The “Incidental II” movement from Tōru Takemitsu’s Masque for two flutes presented an experience that was theatrical as much as musical. Flutists Mercedes Smith and Caitlyn Valovick-Moore used Takemitsu’s spacious duet as the ground for a real-time exploration of physical difference and bodily relationships. As called for in the score, the two soloists donned masquerade face coverings, and the pair delicately danced around each other in spirited conversation while they played Takemitsu’s fragmented phrases. Combining choreography, colorful lighting and a performance that privileged interplay over monologue, this brief work was one of mesmerizing beauty.

The concert closed with Mozart’s Serenade No. 12 in C minor, K. 388/384a, for wind octet. The piece was as delicate and poised as any Mozart—bolstered by some interesting bits of quasi-fugal counterpoint in the later movements—and the symphony winds played with characteristic exactitude and dynamic expressivity. 

In the work’s second movement, a steady, triple-meter sway carried a calming, plaintive chordal melody. When the music abruptly bottomed-out into a horn-and-bass quartet, the combination of the natural low resonances and the players’ careful balancing provided the work with one of its most stoic passages. The third movement offered Mozart’s characteristic scalar runs and sequences layered over each other in swirling dissonances before undergoing a chameleonic major transposition in its middle section that illuminated the tricky subtlety at the heart of the composer’s work.

But for all the fine elements of the Mozart performance, coming after the whimsy of Biber, Suk’s expressivity, Rouse’s joyride and the hypnotic Takemitsu, this straight-ahead Classicism felt like a reserved denouement as opposed to a gripping finale.

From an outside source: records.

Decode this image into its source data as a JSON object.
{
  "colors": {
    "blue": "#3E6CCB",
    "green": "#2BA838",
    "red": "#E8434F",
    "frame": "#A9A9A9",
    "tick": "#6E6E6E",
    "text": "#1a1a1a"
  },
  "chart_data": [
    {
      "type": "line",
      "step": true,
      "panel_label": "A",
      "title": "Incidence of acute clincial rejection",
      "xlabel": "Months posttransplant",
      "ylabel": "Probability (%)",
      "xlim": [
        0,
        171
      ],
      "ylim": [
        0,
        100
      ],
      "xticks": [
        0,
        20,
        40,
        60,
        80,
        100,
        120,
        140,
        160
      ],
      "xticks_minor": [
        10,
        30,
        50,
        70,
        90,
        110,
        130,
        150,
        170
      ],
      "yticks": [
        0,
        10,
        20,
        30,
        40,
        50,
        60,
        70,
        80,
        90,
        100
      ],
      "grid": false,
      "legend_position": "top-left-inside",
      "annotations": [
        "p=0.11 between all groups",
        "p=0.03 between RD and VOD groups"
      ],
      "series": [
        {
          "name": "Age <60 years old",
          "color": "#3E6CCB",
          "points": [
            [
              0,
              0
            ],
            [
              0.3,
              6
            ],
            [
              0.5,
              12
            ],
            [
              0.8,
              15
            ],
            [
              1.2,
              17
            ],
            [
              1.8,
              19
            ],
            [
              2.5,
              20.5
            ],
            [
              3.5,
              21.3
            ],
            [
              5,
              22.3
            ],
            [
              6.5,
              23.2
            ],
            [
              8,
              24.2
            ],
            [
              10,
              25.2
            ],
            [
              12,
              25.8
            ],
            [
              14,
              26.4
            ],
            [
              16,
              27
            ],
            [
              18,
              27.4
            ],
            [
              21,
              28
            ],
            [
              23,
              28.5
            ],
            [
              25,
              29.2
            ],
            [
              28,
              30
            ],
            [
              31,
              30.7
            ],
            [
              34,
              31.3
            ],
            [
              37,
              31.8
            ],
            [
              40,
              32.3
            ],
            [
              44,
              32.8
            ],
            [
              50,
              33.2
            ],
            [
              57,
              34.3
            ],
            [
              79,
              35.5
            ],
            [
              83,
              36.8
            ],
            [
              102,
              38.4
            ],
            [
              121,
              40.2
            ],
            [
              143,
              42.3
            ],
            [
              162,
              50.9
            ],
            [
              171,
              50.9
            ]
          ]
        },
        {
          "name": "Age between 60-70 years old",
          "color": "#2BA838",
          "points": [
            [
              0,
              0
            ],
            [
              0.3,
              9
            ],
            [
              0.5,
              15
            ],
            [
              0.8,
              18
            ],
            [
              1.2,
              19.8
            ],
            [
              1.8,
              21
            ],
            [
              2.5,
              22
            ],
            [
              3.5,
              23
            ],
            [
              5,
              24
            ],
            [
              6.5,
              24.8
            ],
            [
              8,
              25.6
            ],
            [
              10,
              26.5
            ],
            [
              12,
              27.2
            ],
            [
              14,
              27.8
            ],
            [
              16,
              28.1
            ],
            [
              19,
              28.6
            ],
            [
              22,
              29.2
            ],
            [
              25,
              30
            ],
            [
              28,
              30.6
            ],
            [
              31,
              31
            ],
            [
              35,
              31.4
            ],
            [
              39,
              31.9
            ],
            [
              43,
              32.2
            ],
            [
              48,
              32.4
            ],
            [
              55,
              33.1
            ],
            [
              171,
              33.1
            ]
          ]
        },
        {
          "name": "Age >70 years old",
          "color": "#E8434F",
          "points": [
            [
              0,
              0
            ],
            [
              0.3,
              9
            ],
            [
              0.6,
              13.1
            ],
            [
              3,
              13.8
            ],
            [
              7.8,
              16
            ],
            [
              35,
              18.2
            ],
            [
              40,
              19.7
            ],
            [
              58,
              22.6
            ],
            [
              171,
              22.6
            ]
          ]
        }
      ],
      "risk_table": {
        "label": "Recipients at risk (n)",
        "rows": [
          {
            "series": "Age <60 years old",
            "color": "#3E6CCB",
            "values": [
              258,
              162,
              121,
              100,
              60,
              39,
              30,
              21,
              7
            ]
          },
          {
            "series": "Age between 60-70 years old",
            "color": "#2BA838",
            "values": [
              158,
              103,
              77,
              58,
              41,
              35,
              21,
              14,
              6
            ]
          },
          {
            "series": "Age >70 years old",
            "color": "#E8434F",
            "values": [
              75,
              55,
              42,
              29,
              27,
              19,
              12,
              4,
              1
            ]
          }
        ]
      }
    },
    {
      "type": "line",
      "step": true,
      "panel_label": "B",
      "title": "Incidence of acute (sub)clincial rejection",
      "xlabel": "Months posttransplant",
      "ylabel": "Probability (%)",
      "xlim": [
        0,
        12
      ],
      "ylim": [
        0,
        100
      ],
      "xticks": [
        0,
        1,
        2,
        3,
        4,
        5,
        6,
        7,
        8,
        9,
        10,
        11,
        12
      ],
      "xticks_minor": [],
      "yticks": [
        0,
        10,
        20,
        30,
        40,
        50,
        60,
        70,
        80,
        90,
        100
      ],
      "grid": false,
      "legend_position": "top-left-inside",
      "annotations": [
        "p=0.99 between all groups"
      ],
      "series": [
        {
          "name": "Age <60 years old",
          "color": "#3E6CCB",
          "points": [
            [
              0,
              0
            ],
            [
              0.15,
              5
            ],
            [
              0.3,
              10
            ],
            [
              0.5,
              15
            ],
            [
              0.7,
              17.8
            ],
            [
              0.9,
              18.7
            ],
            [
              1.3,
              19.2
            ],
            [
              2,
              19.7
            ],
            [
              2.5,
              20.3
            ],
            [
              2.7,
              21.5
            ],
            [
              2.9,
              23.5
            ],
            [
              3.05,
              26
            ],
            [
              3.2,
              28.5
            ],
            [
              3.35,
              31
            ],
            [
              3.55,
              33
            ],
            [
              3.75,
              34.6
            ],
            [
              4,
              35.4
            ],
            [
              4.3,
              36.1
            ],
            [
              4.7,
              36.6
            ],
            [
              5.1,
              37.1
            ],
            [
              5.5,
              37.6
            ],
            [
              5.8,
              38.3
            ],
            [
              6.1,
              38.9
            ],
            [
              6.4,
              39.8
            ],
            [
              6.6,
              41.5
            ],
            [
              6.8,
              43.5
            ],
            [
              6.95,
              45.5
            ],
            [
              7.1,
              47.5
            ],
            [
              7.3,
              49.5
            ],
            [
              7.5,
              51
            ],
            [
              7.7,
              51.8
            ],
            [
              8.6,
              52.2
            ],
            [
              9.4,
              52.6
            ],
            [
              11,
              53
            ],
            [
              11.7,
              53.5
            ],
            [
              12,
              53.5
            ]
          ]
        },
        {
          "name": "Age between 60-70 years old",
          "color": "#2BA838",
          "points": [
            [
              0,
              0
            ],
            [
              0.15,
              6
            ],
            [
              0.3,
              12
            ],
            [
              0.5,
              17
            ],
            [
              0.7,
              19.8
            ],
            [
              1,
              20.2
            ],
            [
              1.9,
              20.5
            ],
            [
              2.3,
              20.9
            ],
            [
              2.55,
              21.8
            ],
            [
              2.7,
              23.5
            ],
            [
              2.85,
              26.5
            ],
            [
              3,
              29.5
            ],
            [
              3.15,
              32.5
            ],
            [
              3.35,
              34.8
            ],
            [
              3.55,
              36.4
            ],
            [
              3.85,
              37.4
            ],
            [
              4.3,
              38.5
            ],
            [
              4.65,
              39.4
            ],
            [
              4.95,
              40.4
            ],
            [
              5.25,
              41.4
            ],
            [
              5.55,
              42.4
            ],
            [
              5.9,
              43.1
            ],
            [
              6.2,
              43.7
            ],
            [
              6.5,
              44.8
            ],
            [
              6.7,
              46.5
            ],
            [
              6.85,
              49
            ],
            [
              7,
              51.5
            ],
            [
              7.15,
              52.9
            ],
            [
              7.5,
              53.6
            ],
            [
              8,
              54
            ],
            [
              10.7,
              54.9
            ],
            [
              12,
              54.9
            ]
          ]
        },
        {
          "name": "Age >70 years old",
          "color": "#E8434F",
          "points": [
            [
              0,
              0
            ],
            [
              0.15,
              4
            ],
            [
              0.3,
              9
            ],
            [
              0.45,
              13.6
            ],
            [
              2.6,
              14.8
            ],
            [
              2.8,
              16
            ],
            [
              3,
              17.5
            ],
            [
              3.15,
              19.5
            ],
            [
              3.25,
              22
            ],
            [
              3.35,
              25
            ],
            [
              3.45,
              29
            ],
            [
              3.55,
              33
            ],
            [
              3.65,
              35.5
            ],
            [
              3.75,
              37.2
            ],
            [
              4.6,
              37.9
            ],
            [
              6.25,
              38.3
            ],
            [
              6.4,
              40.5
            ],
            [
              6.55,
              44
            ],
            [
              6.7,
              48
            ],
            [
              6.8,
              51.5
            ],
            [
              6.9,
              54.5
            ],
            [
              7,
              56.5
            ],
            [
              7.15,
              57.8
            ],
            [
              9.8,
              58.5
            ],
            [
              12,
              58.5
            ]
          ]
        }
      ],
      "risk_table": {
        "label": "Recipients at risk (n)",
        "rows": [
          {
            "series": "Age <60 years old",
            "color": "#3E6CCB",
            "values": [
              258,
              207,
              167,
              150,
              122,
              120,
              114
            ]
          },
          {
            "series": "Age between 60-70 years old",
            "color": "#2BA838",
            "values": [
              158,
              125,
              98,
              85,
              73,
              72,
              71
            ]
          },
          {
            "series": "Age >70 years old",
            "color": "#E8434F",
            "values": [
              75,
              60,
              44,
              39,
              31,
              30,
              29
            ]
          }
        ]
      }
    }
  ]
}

All in all though, this program found the Utah Symphony stretching their comfort zone—and that of their audience— with great success. For an orchestra whose repertoire leans heavily on the European canon, such a program was a welcome departure into unexplored worlds.

The program will be repeated 7:30 p.m. Friday and 1 p.m. and 7:30 p.m. Saturday. utahsymphony.org; 801-533-6683.

Connor Lockie is a journalist and musician currently living in Salt Lake City. When not deciphering graphic scores or practicing Deep Listening, Connor enjoys hiking, cheap wine and cats.  


One Response to “Within restrictions, Utah Symphony finds freedom coloring outside the lines”

  1. Posted Nov 17, 2020 at 6:36 am by Richard Clegg

    Beautifully written! Beautifully performed! Beautifully conceived!